I would say that he misunderstands the essence, the substance and possibly even the purpose of the UNIX philosophy… but I think he actually does understand. I think he’s simply being disingenuous, twisting the definition to meet his desires. It’s clear that this is a man who believes that he knows what’s good and what’s not.
This blog post from last September [0pointer.net] lays out in perfect clarity how dismissive he is of contrary points of view:
The toolbox approach of classic Linux distributions is fantastic for people who want to put together their individual system, nicely adjusted to exactly what they need. However, this is not really how many of today’s Linux systems are built, installed or updated. If you build any kind of embedded device, a server system, or even user systems, you frequently do your work based on complete system images, that are linearly versioned. You build these images somewhere, and then you replicate them atomically to a larger number of systems. On these systems, you don’t install or remove packages, you get a defined set of files, and besides installing or updating the system there are no ways how to change the set of tools you get.
[Emphasis mine]
So the toolkit approach is not useful for someone who’s deploying large numbers of commodity servers? This defies logic. It implies that somehow it’s better to use commodity servers built using Lennart’s toolkit than to have the capability to define one’s own toolkit to build your own purpose-built standard image.

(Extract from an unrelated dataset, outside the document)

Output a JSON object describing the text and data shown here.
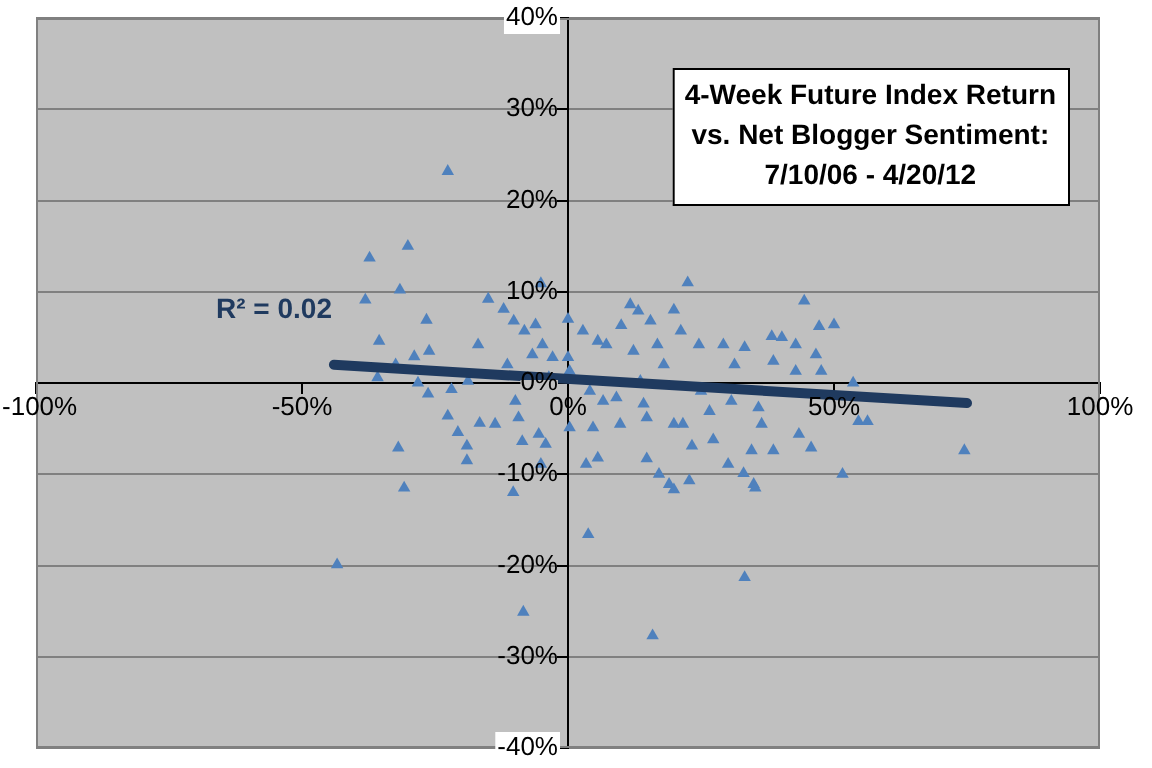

He’s ignoring logic here in order to serve his own agenda, which of course consists of being smarter and sleeker and better than some crufty old Linux with 20 years of barnacles on its hull.

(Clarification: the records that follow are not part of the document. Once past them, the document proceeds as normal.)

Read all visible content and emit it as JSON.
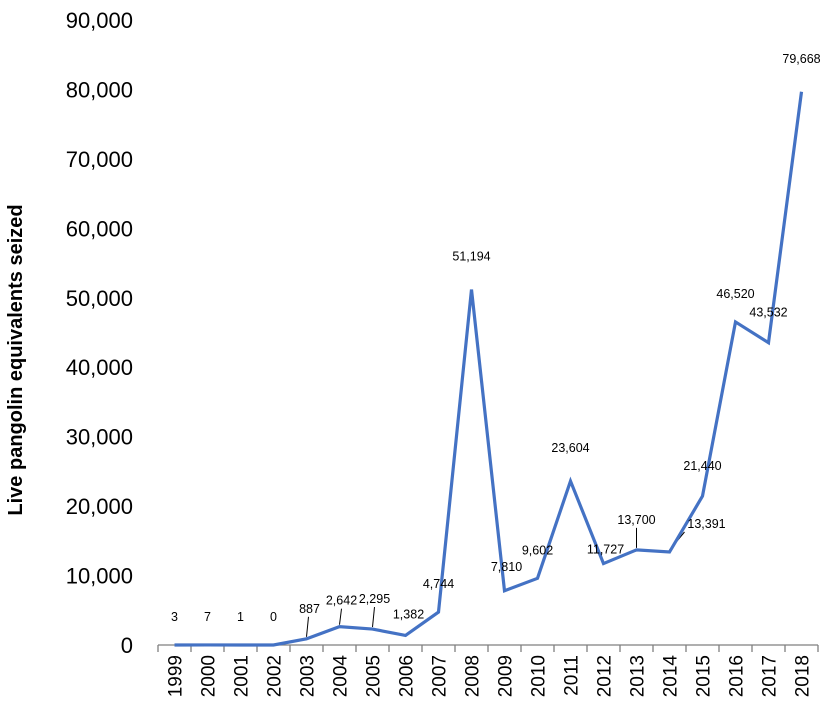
{
  "chart_data": {
    "type": "line",
    "title": "",
    "xlabel": "",
    "ylabel": "Live pangolin equivalents seized",
    "ylim": [
      0,
      90000
    ],
    "yticks": [
      0,
      10000,
      20000,
      30000,
      40000,
      50000,
      60000,
      70000,
      80000,
      90000
    ],
    "ytick_labels": [
      "0",
      "10,000",
      "20,000",
      "30,000",
      "40,000",
      "50,000",
      "60,000",
      "70,000",
      "80,000",
      "90,000"
    ],
    "categories": [
      "1999",
      "2000",
      "2001",
      "2002",
      "2003",
      "2004",
      "2005",
      "2006",
      "2007",
      "2008",
      "2009",
      "2010",
      "2011",
      "2012",
      "2013",
      "2014",
      "2015",
      "2016",
      "2017",
      "2018"
    ],
    "series": [
      {
        "values": [
          3,
          7,
          1,
          0,
          887,
          2642,
          2295,
          1382,
          4744,
          51194,
          7810,
          9602,
          23604,
          11727,
          13700,
          13391,
          21440,
          46520,
          43532,
          79668
        ],
        "data_labels": [
          "3",
          "7",
          "1",
          "0",
          "887",
          "2,642",
          "2,295",
          "1,382",
          "4,744",
          "51,194",
          "7,810",
          "9,602",
          "23,604",
          "11,727",
          "13,700",
          "13,391",
          "21,440",
          "46,520",
          "43,532",
          "79,668"
        ],
        "color": "#4472C4"
      }
    ],
    "grid": false,
    "legend": "none"
  }
}
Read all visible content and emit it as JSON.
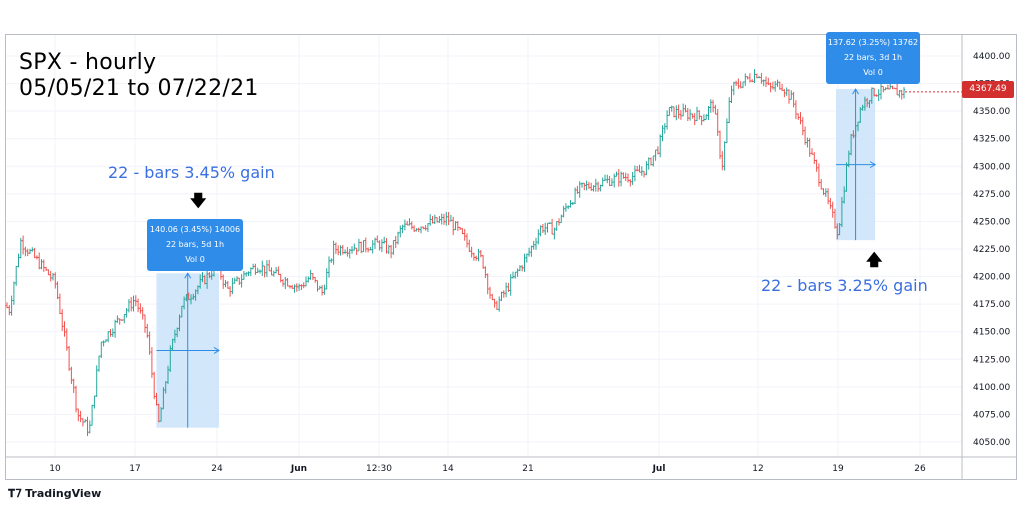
{
  "title": {
    "line1": "SPX - hourly",
    "line2": "05/05/21 to 07/22/21"
  },
  "annotations": {
    "left_label": "22 - bars 3.45% gain",
    "right_label": "22 - bars 3.25% gain",
    "left_box": {
      "line1": "140.06 (3.45%) 14006",
      "line2": "22 bars, 5d 1h",
      "line3": "Vol 0"
    },
    "right_box": {
      "line1": "137.62 (3.25%) 13762",
      "line2": "22 bars, 3d 1h",
      "line3": "Vol 0"
    }
  },
  "last_price": "4367.49",
  "footer": {
    "logo_text": "TradingView",
    "logo_icon": "tradingview-logo-icon"
  },
  "colors": {
    "up": "#26a69a",
    "down": "#ef5350",
    "measure_fill": "#cde4fa",
    "measure_line": "#2f8ce8",
    "label_blue": "#3b6fe0",
    "price_tag": "#d32f2f"
  },
  "chart_data": {
    "type": "ohlc",
    "title": "SPX - hourly",
    "subtitle": "05/05/21 to 07/22/21",
    "y_axis": {
      "position": "right",
      "ylim": [
        4030,
        4412
      ],
      "ticks": [
        "4050.00",
        "4075.00",
        "4100.00",
        "4125.00",
        "4150.00",
        "4175.00",
        "4200.00",
        "4225.00",
        "4250.00",
        "4275.00",
        "4300.00",
        "4325.00",
        "4350.00",
        "4375.00",
        "4400.00"
      ]
    },
    "x_axis": {
      "ticks": [
        "10",
        "17",
        "24",
        "Jun",
        "12:30",
        "14",
        "21",
        "Jul",
        "12",
        "19",
        "26"
      ]
    },
    "grid": true,
    "price_path": [
      {
        "x": "05/05/21",
        "y": 4180
      },
      {
        "x": "05/06/21",
        "y": 4170
      },
      {
        "x": "05/07/21",
        "y": 4232
      },
      {
        "x": "05/10/21",
        "y": 4195
      },
      {
        "x": "05/11/21",
        "y": 4135
      },
      {
        "x": "05/12/21",
        "y": 4075
      },
      {
        "x": "05/13/21",
        "y": 4060
      },
      {
        "x": "05/14/21",
        "y": 4140
      },
      {
        "x": "05/17/21",
        "y": 4180
      },
      {
        "x": "05/18/21",
        "y": 4150
      },
      {
        "x": "05/19/21",
        "y": 4065
      },
      {
        "x": "05/20/21",
        "y": 4130
      },
      {
        "x": "05/21/21",
        "y": 4175
      },
      {
        "x": "05/24/21",
        "y": 4210
      },
      {
        "x": "05/25/21",
        "y": 4188
      },
      {
        "x": "05/26/21",
        "y": 4195
      },
      {
        "x": "05/27/21",
        "y": 4205
      },
      {
        "x": "05/28/21",
        "y": 4210
      },
      {
        "x": "06/01/21",
        "y": 4190
      },
      {
        "x": "06/02/21",
        "y": 4200
      },
      {
        "x": "06/03/21",
        "y": 4185
      },
      {
        "x": "06/04/21",
        "y": 4225
      },
      {
        "x": "06/07/21",
        "y": 4228
      },
      {
        "x": "06/08/21",
        "y": 4230
      },
      {
        "x": "06/09/21",
        "y": 4223
      },
      {
        "x": "06/10/21",
        "y": 4245
      },
      {
        "x": "06/11/21",
        "y": 4245
      },
      {
        "x": "06/14/21",
        "y": 4252
      },
      {
        "x": "06/15/21",
        "y": 4240
      },
      {
        "x": "06/16/21",
        "y": 4225
      },
      {
        "x": "06/17/21",
        "y": 4215
      },
      {
        "x": "06/18/21",
        "y": 4170
      },
      {
        "x": "06/21/21",
        "y": 4220
      },
      {
        "x": "06/22/21",
        "y": 4245
      },
      {
        "x": "06/23/21",
        "y": 4243
      },
      {
        "x": "06/24/21",
        "y": 4265
      },
      {
        "x": "06/25/21",
        "y": 4280
      },
      {
        "x": "06/28/21",
        "y": 4290
      },
      {
        "x": "06/29/21",
        "y": 4291
      },
      {
        "x": "06/30/21",
        "y": 4298
      },
      {
        "x": "07/01/21",
        "y": 4318
      },
      {
        "x": "07/02/21",
        "y": 4350
      },
      {
        "x": "07/06/21",
        "y": 4345
      },
      {
        "x": "07/07/21",
        "y": 4358
      },
      {
        "x": "07/08/21",
        "y": 4300
      },
      {
        "x": "07/09/21",
        "y": 4370
      },
      {
        "x": "07/12/21",
        "y": 4385
      },
      {
        "x": "07/13/21",
        "y": 4370
      },
      {
        "x": "07/14/21",
        "y": 4375
      },
      {
        "x": "07/15/21",
        "y": 4360
      },
      {
        "x": "07/16/21",
        "y": 4330
      },
      {
        "x": "07/19/21",
        "y": 4240
      },
      {
        "x": "07/20/21",
        "y": 4320
      },
      {
        "x": "07/21/21",
        "y": 4355
      },
      {
        "x": "07/22/21",
        "y": 4367.49
      }
    ],
    "measurements": [
      {
        "start_bar": "05/19/21",
        "end_bar": "05/24/21",
        "change": 140.06,
        "percent": 3.45,
        "bars": 22,
        "from_price": 4063,
        "to_price": 4203
      },
      {
        "start_bar": "07/19/21",
        "end_bar": "07/22/21",
        "change": 137.62,
        "percent": 3.25,
        "bars": 22,
        "from_price": 4233,
        "to_price": 4370
      }
    ]
  }
}
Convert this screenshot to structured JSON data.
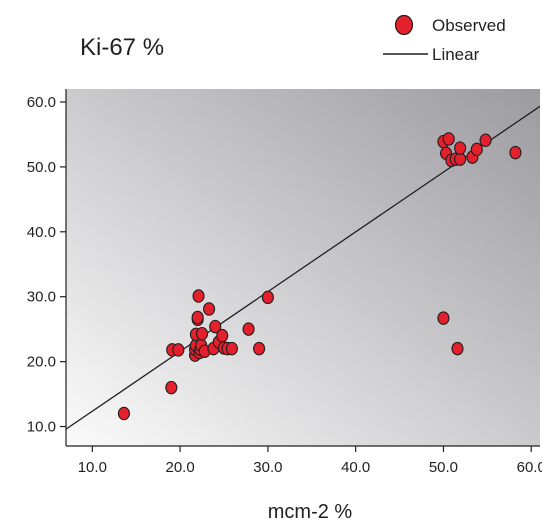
{
  "chart_data": {
    "type": "scatter",
    "title": "Ki-67 %",
    "xlabel": "mcm-2 %",
    "ylabel": "",
    "xlim": [
      7.0,
      61.0
    ],
    "ylim": [
      7.0,
      62.0
    ],
    "xticks": [
      "10.0",
      "20.0",
      "30.0",
      "40.0",
      "50.0",
      "60.0"
    ],
    "yticks": [
      "10.0",
      "20.0",
      "30.0",
      "40.0",
      "50.0",
      "60.0"
    ],
    "grid": false,
    "legend_position": "top-right",
    "colors": {
      "marker_fill": "#e3202b",
      "marker_stroke": "#231f20",
      "line": "#231f20",
      "plot_bg_light": "#fbfbfb",
      "plot_bg_dark": "#9b9ba0"
    },
    "series": [
      {
        "name": "Observed",
        "kind": "scatter",
        "points": [
          [
            13.6,
            12.0
          ],
          [
            19.0,
            16.0
          ],
          [
            19.1,
            21.8
          ],
          [
            19.8,
            21.8
          ],
          [
            21.7,
            21.0
          ],
          [
            21.7,
            21.9
          ],
          [
            21.8,
            22.5
          ],
          [
            21.8,
            24.2
          ],
          [
            22.0,
            26.5
          ],
          [
            22.0,
            26.8
          ],
          [
            22.1,
            30.1
          ],
          [
            22.2,
            21.4
          ],
          [
            22.3,
            21.9
          ],
          [
            22.4,
            22.5
          ],
          [
            22.5,
            24.3
          ],
          [
            22.8,
            21.6
          ],
          [
            23.3,
            28.1
          ],
          [
            23.8,
            22.0
          ],
          [
            24.0,
            25.4
          ],
          [
            24.4,
            23.0
          ],
          [
            24.8,
            24.0
          ],
          [
            25.0,
            22.1
          ],
          [
            25.4,
            22.0
          ],
          [
            25.9,
            22.0
          ],
          [
            27.8,
            25.0
          ],
          [
            29.0,
            22.0
          ],
          [
            30.0,
            29.9
          ],
          [
            50.0,
            26.7
          ],
          [
            51.6,
            22.0
          ],
          [
            50.0,
            53.9
          ],
          [
            50.3,
            52.1
          ],
          [
            50.6,
            54.3
          ],
          [
            50.9,
            51.0
          ],
          [
            51.4,
            51.2
          ],
          [
            51.9,
            51.2
          ],
          [
            51.9,
            52.9
          ],
          [
            53.3,
            51.5
          ],
          [
            53.8,
            52.7
          ],
          [
            54.8,
            54.1
          ],
          [
            58.2,
            52.2
          ]
        ]
      },
      {
        "name": "Linear",
        "kind": "line",
        "fit": {
          "slope": 0.921,
          "intercept": 3.15
        }
      }
    ]
  }
}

Init on Linux emphatically is ugly, but it’s the product of a very large number of people coping with a very large set of circumstances, and finding a solution that is decidedly imperfect, but can be made to address most of the hundreds of thousands of peculiar and unique use cases in the world today.
Quoth Poettering:
The Linux model is the one where you have everything split up, and have different maintainers, different coding styles, different release cycles, different maintenance statuses. Much of the Linux userspace used to be pretty badly maintained, if at all. You had completely different styles, the commands worked differently – in the most superficial level, some used -h for help, and others ––help. It’s not uniform.
This really is the essence of it. When you get right down to it, he’s just pissed at having to deal with other people’s half-assed implementations of everything, and having to make all the bits work to a purpose. It’s just too… democratic. I suspect he feels the same way George W. Bush did when he famously quipped that if he really were a dictator, he’d get a lot more done.
And that’s really the essence of the problem. No matter how good systemd turns out to be, it’s effectively less than a dozen core committers (the top 10 committers have submitted over 90% of the code) dictating how your modular system is going to run. They want a single group (themselves) and a single philosophy (theirs) to occupy pretty much the entire space between the kernel and userland. And that is not the Linux way of doing things.